The Maryland Stadium Authority, along with Baltimore lawmakers, recommend a multifaceted Pimlico renewal—a rebuilt racetrack (Oriole Park at Camden Yards for inspiration?), plus entertainment, shopping and residential add-ons—at an estimated cost of $400 million. Since 2010, Maryland’s horse-racing industry—breeders, harness racing as well as track owners—has received $415 million in state gambling proceeds. Investment in a Baltimore treasure is a bargain compared with the cost of disinvestment. Think of cultivating a tax base, non-existent in distressed neighborhoods. Think of slashing murder rates.
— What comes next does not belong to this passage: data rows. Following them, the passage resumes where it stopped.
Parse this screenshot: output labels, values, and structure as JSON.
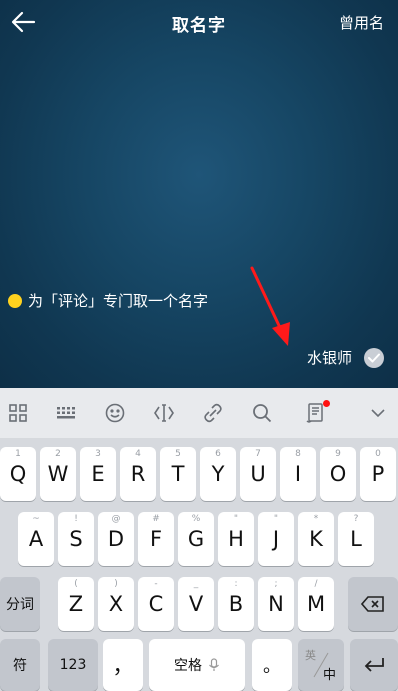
{
  "header": {
    "title": "取名字",
    "former_names_label": "曾用名"
  },
  "hint": {
    "text": "为「评论」专门取一个名字"
  },
  "name_suggestion": {
    "text": "水银师"
  },
  "toolbar": {
    "icons": [
      "grid-icon",
      "keyboard-icon",
      "emoji-icon",
      "cursor-icon",
      "link-icon",
      "search-icon",
      "scroll-icon",
      "chevron-down-icon"
    ]
  },
  "keyboard": {
    "row1": [
      {
        "main": "Q",
        "sub": "1"
      },
      {
        "main": "W",
        "sub": "2"
      },
      {
        "main": "E",
        "sub": "3"
      },
      {
        "main": "R",
        "sub": "4"
      },
      {
        "main": "T",
        "sub": "5"
      },
      {
        "main": "Y",
        "sub": "6"
      },
      {
        "main": "U",
        "sub": "7"
      },
      {
        "main": "I",
        "sub": "8"
      },
      {
        "main": "O",
        "sub": "9"
      },
      {
        "main": "P",
        "sub": "0"
      }
    ],
    "row2": [
      {
        "main": "A",
        "sub": "~"
      },
      {
        "main": "S",
        "sub": "!"
      },
      {
        "main": "D",
        "sub": "@"
      },
      {
        "main": "F",
        "sub": "#"
      },
      {
        "main": "G",
        "sub": "%"
      },
      {
        "main": "H",
        "sub": "\""
      },
      {
        "main": "J",
        "sub": "\""
      },
      {
        "main": "K",
        "sub": "*"
      },
      {
        "main": "L",
        "sub": "?"
      }
    ],
    "row3": [
      {
        "main": "Z",
        "sub": "("
      },
      {
        "main": "X",
        "sub": ")"
      },
      {
        "main": "C",
        "sub": "-"
      },
      {
        "main": "V",
        "sub": "_"
      },
      {
        "main": "B",
        "sub": ":"
      },
      {
        "main": "N",
        "sub": ";"
      },
      {
        "main": "M",
        "sub": "/"
      }
    ],
    "segment_label": "分词",
    "symbol_label": "符",
    "num_label": "123",
    "comma_label": "，",
    "space_label": "空格",
    "period_label": "。",
    "lang_top": "英",
    "lang_bottom": "中"
  },
  "colors": {
    "header_bg": "#12405e",
    "hint_dot": "#ffd21f",
    "annotation_arrow": "#ff1a1a"
  }
}
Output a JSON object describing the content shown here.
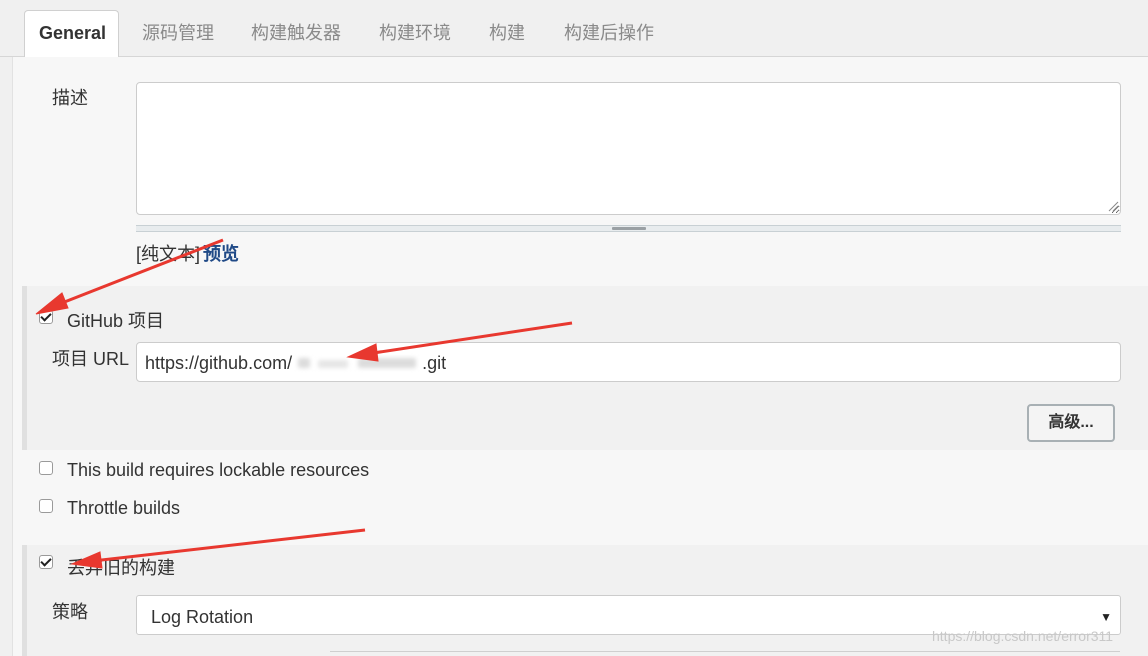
{
  "tabs": [
    {
      "label": "General",
      "active": true
    },
    {
      "label": "源码管理"
    },
    {
      "label": "构建触发器"
    },
    {
      "label": "构建环境"
    },
    {
      "label": "构建"
    },
    {
      "label": "构建后操作"
    }
  ],
  "description": {
    "label": "描述",
    "value": "",
    "plain_text": "[纯文本]",
    "preview": "预览"
  },
  "github": {
    "checkbox_label": "GitHub 项目",
    "checked": true,
    "url_label": "项目 URL",
    "url_prefix": "https://github.com/",
    "url_suffix": ".git",
    "advanced_button": "高级..."
  },
  "options": [
    {
      "label": "This build requires lockable resources",
      "checked": false
    },
    {
      "label": "Throttle builds",
      "checked": false
    },
    {
      "label": "丢弃旧的构建",
      "checked": true
    }
  ],
  "strategy": {
    "label": "策略",
    "selected": "Log Rotation",
    "arrow": "▼"
  },
  "watermark": "https://blog.csdn.net/error311",
  "annotation_color": "#e8382f"
}
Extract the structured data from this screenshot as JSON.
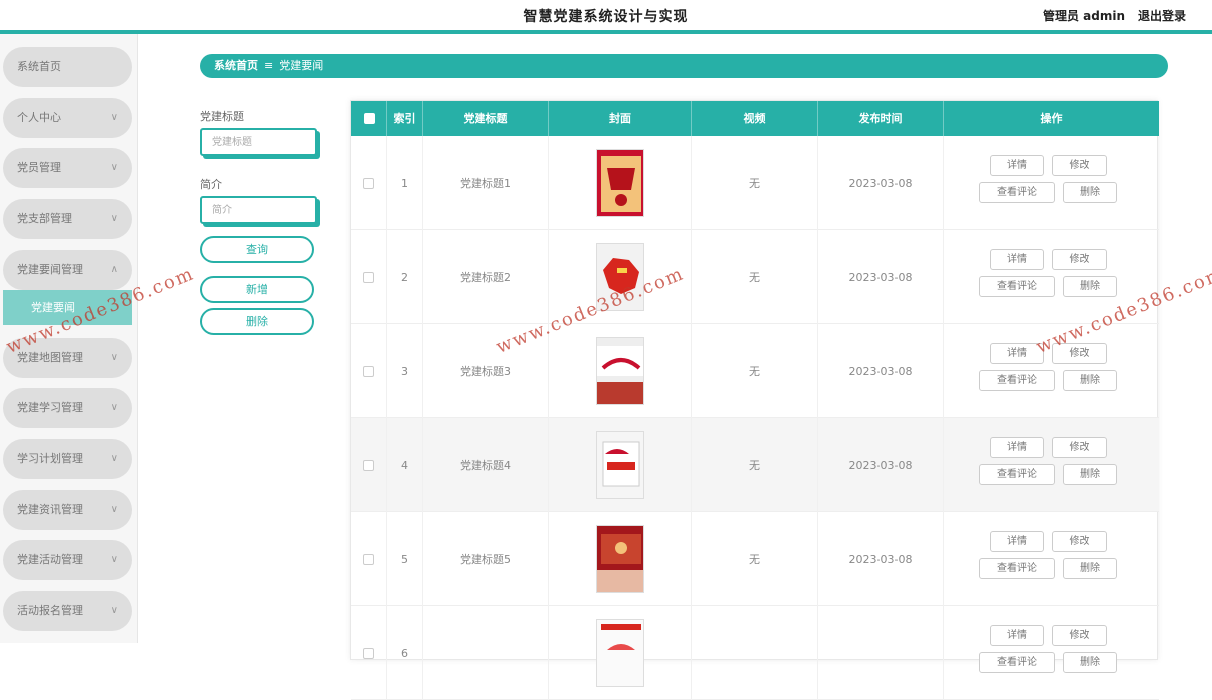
{
  "header": {
    "title": "智慧党建系统设计与实现",
    "user": "管理员 admin",
    "logout": "退出登录"
  },
  "sidebar": {
    "items": [
      {
        "label": "系统首页",
        "chev": ""
      },
      {
        "label": "个人中心",
        "chev": "∨"
      },
      {
        "label": "党员管理",
        "chev": "∨"
      },
      {
        "label": "党支部管理",
        "chev": "∨"
      },
      {
        "label": "党建要闻管理",
        "chev": "∧"
      },
      {
        "label": "党建地图管理",
        "chev": "∨"
      },
      {
        "label": "党建学习管理",
        "chev": "∨"
      },
      {
        "label": "学习计划管理",
        "chev": "∨"
      },
      {
        "label": "党建资讯管理",
        "chev": "∨"
      },
      {
        "label": "党建活动管理",
        "chev": "∨"
      },
      {
        "label": "活动报名管理",
        "chev": "∨"
      }
    ],
    "sub_item": "党建要闻"
  },
  "breadcrumb": {
    "home": "系统首页",
    "sep": "≡",
    "current": "党建要闻"
  },
  "search": {
    "title_label": "党建标题",
    "title_placeholder": "党建标题",
    "intro_label": "简介",
    "intro_placeholder": "简介",
    "query_btn": "查询",
    "add_btn": "新增",
    "delete_btn": "删除"
  },
  "table": {
    "columns": [
      "索引",
      "党建标题",
      "封面",
      "视频",
      "发布时间",
      "操作"
    ],
    "actions": {
      "detail": "详情",
      "edit": "修改",
      "comments": "查看评论",
      "delete": "删除"
    },
    "rows": [
      {
        "index": "1",
        "title": "党建标题1",
        "video": "无",
        "date": "2023-03-08"
      },
      {
        "index": "2",
        "title": "党建标题2",
        "video": "无",
        "date": "2023-03-08"
      },
      {
        "index": "3",
        "title": "党建标题3",
        "video": "无",
        "date": "2023-03-08"
      },
      {
        "index": "4",
        "title": "党建标题4",
        "video": "无",
        "date": "2023-03-08"
      },
      {
        "index": "5",
        "title": "党建标题5",
        "video": "无",
        "date": "2023-03-08"
      },
      {
        "index": "6",
        "title": "",
        "video": "",
        "date": ""
      }
    ]
  },
  "watermark": "www.code386.com",
  "colors": {
    "accent": "#27b0a7",
    "sub_active": "#7fd0c9",
    "watermark": "#c0392b"
  }
}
While Pugh stood up for Baltimore and its iconic racetrack, she’s now mayor emerit-less, having trashed her credibility. More tragically, Speaker Busch died just before the end of the 2019 legislative session, while Miller is undergoing cancer treatment. Notwithstanding those misfortunes, the city may gain some clout in the 2020 General Assembly through the unanimous election of Adrienne Jones of the 10th District, which borders Baltimore to its southwest. Dereck Davis, an early speakership frontrunner, is from Prince George’s, which would have given the suburban D.C. county a Maryland leadership trifecta. Both Miller and Hogan have political roots there. Laurel is in northeast Prince George’s.
Hogan spurned Baltimore in his first term. He nixed the Red Line light-rail project connecting job opportunities downtown and points east to West Baltimore, where 2015 riots followed the death of Freddie Gray. He also blocked renewal of the State Center hub in West Baltimore.
The governor could atone for snubbing Maryland’s urban core—its financial, cultural, medical and, yes, sports hub—by saving the Preakness for Baltimore with a visionary redevelopment of Pimlico.
(BTW: I’ve boycotted Mayflower ever since they moved the Colts.)
Steve Parks is a retired journalist now living in Easton.